La musique est bien connue depuis une dizaine d’années : Hong Sang-soo ferait toujours le même film. C’est pourtant faux : si répétition il y a, entre les personnages de réalisateurs égotiques, les femmes mystérieuses ou malicieuses qui les remettent à leur place, et les longs plans-séquence de repas arrosés où panoramiques, zooms et dézooms se substituent au découpage, le cinéaste trouve toujours un moyen de dérouter. En dépit des ressemblances, chaque film ménage ainsi une place qui lui est propre au sein d’une filmographie toujours aussi singulière.
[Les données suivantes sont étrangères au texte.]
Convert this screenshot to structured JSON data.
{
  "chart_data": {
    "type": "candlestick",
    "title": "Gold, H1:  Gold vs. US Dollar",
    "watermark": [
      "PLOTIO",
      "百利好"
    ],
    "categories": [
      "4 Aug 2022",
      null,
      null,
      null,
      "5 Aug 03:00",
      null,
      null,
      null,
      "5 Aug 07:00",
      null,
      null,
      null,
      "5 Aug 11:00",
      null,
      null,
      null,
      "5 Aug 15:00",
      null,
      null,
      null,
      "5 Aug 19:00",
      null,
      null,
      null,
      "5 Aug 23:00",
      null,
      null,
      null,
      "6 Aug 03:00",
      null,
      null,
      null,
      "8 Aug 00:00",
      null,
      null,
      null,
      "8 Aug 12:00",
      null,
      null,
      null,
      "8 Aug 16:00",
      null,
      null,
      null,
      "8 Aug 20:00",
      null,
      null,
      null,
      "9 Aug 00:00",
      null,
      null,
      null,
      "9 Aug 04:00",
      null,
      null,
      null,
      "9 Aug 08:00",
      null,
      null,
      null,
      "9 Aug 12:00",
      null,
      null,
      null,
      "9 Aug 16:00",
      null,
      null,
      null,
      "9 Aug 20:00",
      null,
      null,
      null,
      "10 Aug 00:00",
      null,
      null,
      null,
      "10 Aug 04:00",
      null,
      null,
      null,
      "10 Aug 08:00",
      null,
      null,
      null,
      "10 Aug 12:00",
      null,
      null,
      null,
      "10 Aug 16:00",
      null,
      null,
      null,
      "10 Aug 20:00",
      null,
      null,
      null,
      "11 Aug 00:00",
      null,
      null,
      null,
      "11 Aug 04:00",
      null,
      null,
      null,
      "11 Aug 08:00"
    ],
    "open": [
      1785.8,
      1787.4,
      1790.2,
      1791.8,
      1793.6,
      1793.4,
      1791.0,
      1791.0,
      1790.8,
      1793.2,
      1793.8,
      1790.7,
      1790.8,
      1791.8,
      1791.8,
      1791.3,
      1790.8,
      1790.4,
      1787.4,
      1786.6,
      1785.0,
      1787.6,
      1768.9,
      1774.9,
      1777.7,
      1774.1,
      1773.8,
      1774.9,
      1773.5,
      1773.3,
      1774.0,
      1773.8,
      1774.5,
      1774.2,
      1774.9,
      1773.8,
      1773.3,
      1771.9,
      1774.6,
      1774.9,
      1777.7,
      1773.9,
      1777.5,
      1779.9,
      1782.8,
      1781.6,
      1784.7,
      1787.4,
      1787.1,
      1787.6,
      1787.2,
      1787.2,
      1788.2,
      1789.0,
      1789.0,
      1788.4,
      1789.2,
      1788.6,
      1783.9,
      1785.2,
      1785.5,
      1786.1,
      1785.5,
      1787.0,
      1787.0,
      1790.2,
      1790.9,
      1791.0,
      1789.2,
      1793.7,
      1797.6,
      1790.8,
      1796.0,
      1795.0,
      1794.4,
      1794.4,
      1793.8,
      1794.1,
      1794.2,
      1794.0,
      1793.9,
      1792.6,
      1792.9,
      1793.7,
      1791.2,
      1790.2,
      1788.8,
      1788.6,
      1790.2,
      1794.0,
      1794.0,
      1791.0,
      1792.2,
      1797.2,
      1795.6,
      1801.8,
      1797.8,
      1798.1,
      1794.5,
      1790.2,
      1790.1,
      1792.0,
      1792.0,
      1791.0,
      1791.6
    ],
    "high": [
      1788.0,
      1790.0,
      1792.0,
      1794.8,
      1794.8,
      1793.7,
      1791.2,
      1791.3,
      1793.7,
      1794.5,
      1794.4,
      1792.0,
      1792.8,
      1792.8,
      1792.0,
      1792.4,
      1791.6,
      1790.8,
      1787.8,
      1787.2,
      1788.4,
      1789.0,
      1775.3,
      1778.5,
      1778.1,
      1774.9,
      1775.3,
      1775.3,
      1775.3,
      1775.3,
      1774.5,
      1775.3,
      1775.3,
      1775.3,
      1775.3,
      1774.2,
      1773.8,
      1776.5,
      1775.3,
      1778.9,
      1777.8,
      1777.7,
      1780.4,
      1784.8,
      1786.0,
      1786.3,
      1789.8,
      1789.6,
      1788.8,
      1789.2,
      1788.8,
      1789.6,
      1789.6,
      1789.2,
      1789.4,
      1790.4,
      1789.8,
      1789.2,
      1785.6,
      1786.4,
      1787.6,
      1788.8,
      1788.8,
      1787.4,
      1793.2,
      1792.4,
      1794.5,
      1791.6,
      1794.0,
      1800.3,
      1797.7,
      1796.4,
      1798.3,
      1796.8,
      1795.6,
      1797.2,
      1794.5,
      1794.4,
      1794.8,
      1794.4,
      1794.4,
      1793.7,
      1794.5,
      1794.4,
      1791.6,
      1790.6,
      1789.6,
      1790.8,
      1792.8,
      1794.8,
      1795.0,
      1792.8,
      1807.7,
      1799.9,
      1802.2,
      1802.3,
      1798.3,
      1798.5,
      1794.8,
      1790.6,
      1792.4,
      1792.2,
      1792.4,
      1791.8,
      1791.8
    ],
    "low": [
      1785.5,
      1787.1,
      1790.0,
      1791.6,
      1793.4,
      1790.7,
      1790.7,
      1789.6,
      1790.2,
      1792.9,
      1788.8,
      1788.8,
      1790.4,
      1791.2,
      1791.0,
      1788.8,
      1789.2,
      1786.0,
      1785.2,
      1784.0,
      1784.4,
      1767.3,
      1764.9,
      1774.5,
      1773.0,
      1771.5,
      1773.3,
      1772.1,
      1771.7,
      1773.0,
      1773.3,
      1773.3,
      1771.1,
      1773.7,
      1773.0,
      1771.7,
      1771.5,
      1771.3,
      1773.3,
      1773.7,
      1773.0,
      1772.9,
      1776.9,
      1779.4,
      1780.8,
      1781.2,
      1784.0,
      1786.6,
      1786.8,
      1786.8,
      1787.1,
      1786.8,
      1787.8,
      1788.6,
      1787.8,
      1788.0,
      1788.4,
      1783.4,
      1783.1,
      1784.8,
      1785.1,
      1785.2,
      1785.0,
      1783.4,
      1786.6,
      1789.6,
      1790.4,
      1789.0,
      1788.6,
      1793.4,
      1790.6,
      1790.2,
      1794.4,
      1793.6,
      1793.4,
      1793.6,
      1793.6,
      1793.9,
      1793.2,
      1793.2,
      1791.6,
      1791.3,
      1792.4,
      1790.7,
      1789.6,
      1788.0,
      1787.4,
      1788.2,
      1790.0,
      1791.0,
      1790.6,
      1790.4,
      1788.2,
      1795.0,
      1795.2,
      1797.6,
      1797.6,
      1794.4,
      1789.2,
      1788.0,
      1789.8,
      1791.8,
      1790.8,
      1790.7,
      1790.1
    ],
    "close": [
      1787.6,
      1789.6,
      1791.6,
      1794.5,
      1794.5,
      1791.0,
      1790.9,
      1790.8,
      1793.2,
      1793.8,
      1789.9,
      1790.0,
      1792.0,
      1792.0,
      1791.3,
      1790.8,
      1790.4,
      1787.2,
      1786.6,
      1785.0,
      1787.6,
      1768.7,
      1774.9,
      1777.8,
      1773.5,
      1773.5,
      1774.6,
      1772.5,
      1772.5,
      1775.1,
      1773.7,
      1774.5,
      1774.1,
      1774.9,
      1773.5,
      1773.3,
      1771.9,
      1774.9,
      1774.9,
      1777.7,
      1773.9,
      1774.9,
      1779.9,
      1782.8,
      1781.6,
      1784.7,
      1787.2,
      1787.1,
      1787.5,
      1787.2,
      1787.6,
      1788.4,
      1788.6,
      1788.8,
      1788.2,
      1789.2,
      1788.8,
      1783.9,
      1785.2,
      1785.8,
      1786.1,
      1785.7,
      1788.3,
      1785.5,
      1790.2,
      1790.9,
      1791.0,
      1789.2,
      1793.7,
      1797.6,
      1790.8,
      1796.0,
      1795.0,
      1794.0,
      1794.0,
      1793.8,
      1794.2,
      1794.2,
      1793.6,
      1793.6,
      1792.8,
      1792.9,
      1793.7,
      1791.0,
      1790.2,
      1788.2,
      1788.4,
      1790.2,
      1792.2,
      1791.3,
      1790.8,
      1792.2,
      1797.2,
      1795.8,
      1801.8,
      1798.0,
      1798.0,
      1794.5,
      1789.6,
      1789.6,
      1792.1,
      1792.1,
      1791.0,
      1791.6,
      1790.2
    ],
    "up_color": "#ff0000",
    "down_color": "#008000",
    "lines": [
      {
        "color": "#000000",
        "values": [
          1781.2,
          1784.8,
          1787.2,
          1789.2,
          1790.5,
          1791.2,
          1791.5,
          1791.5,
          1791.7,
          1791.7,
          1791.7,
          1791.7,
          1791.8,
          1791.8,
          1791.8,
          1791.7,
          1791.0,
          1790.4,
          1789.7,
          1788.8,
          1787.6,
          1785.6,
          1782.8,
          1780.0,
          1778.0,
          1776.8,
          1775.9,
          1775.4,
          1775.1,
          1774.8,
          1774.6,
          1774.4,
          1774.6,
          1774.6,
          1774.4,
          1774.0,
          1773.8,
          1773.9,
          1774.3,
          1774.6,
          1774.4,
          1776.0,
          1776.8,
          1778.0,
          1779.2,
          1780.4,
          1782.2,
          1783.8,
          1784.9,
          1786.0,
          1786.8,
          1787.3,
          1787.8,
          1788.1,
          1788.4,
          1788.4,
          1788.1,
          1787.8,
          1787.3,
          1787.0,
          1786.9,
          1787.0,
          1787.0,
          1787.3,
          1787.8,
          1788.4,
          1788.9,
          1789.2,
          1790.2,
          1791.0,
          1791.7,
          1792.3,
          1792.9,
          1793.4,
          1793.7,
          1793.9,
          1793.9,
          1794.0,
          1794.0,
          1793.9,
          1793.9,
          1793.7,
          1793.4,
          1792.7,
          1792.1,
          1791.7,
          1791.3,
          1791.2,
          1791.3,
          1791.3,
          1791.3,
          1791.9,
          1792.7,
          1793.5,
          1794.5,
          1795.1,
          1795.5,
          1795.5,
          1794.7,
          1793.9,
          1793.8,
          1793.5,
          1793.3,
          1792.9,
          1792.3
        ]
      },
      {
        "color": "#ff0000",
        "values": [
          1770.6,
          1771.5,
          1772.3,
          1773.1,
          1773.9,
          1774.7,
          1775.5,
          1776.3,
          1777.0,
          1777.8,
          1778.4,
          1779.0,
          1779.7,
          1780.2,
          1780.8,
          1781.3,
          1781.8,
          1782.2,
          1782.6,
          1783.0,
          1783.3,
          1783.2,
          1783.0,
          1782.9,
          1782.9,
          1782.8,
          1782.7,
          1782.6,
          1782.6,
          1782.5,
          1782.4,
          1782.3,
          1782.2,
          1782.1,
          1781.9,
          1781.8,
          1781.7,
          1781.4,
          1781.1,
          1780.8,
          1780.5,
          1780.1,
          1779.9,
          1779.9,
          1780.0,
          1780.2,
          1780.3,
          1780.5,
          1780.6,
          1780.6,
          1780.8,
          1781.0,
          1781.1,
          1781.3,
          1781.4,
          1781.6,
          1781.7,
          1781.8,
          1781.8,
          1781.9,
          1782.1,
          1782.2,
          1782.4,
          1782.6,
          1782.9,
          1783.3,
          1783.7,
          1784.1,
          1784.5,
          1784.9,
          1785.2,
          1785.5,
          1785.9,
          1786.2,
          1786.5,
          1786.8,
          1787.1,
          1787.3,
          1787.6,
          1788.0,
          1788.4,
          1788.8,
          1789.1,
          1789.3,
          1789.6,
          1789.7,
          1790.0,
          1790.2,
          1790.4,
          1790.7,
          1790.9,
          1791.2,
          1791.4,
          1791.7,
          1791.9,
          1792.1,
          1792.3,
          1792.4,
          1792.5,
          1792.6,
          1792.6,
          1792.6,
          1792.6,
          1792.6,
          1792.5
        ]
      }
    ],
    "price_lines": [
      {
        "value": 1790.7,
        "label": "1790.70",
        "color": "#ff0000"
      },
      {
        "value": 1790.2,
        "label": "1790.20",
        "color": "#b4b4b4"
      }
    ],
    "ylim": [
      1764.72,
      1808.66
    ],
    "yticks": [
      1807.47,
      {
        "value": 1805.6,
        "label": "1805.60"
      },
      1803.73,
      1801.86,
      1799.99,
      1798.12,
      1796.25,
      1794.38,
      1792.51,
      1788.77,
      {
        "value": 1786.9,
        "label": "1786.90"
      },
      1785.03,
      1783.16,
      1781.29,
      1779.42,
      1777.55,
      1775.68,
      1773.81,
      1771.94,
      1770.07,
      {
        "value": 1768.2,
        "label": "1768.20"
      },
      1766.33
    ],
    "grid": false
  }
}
Première particularité de La Femme qui s’est enfuie, et non des moindres, il s’agit d’un film sans soju (mais avec tout de même un peu de makgeolli), donc sans ivresse. C’est probablement à cette inédite absence que tient en partie l’atmosphère de sérénité enveloppant le film. Si chez Hong Sang-soo la confusion des sentiments s’illustre souvent par une complexité dramaturgique et temporelle, La Femme qui s’est enfuie repose sur une structure on ne peut plus claire. Gam-hee (Kim Min-hee encore et toujours, quoiqu’un passage drastique chez le coiffeur l’ait métamorphosée), seule quelques jours pour la première fois depuis qu’elle s’est mariée il y a cinq ans, rend tour à tour visite à trois anciennes amies qui ont quitté la ville pour la campagne. Trois plans sur des cimes de montagnes font office de charpente au film, mais aussi de cadence, comme sur le rythme d’une valse apaisée : trois fois Gam-hee s’extasie du paysage et des bienfaits de la campagne, trois fois un garçon vient perturber la villégiature de ses plaintes, et trois fois Gam-hee répète qu’elle n’a pas quitté un seul jour son mari depuis qu’ils sont mariés, car selon lui, « les amoureux ne doivent jamais s’éloigner ». Ce refrain, en apparence amer, évocation d’une potentielle relation toxique laissée hors-champ, est toujours déclamé avec douceur, comme si Gam-hee n’avait aucun problème. Rien à résoudre, pas d’objectif, pas de besoin, au point que l’on se demande si Hong Sang-soo n’est pas parvenu à réaliser un parfait film sans drame, sempiternelle obsession de cinéastes tels que Jim Jarmusch ou Richard Linklater. Le film n’est en revanche pas avare en drôlerie, notamment dans son étrange rapport à l’animal, piste nouvelle pour le réalisateur, à travers une histoire de poules cruelles, une discussion naïve sur le végétarisme autour d’un plat de viande, et surtout une scène hilarante se déroulant sur le pas de la porte de Young-soon (Seo Young-hwa), où l’on voit un voisin se plaindre de la présence de chats dans la résidence, et qui s’achève par un inénarrable zoom sur un matou désinvolte.
Les vagues
Dans le dernier segment apparaît un autre film sans drame, un film dans le film que Gam-hee va voir deux fois dans le cinéma où elle croise une ancienne amie (et rivale amoureuse). On n’en voit qu’un extrait, une fois en noir et blanc, une fois en couleur : un îlot sableux, des vagues calmes qui peu à peu le recouvrent, et un enregistrement lo-fi d’une boucle d’accords de guitare acoustique en guise de bande-son. Il s’agit d’images enregistrées sur le tournage de Woman on the beach, qu’a réalisé Hong Sang-soo en 2006, film autrement plus cruel et torturé que celui-ci, qui porte d’ailleurs le titre d’un beau film de Renoir avec Joan Bennett, le dernier qu’il réalisa aux États-Unis, dans la douleur. Que ce morceau de cinéma aussi calme provienne d’un film tumultueux atteste – accidentellement sans doute – de l’effet d’apaisement de La Femme qui s’est enfuie. Comme avec le bouleversant Grass, qui semblait tissé de différents brouillons de scénarios qu’aurait retrouvé le cinéaste au fond d’un tiroir, La Femme qui s’est enfuie tire sa beauté de sa grande simplicité. La maturité du cinéma de Hong Sang-soo se situe sans doute là, dans la modestie d’une méthode épurée, précise et pourtant nonchalante. Isolée dans la salle, Gam-hee se sent bien. Nous aussi.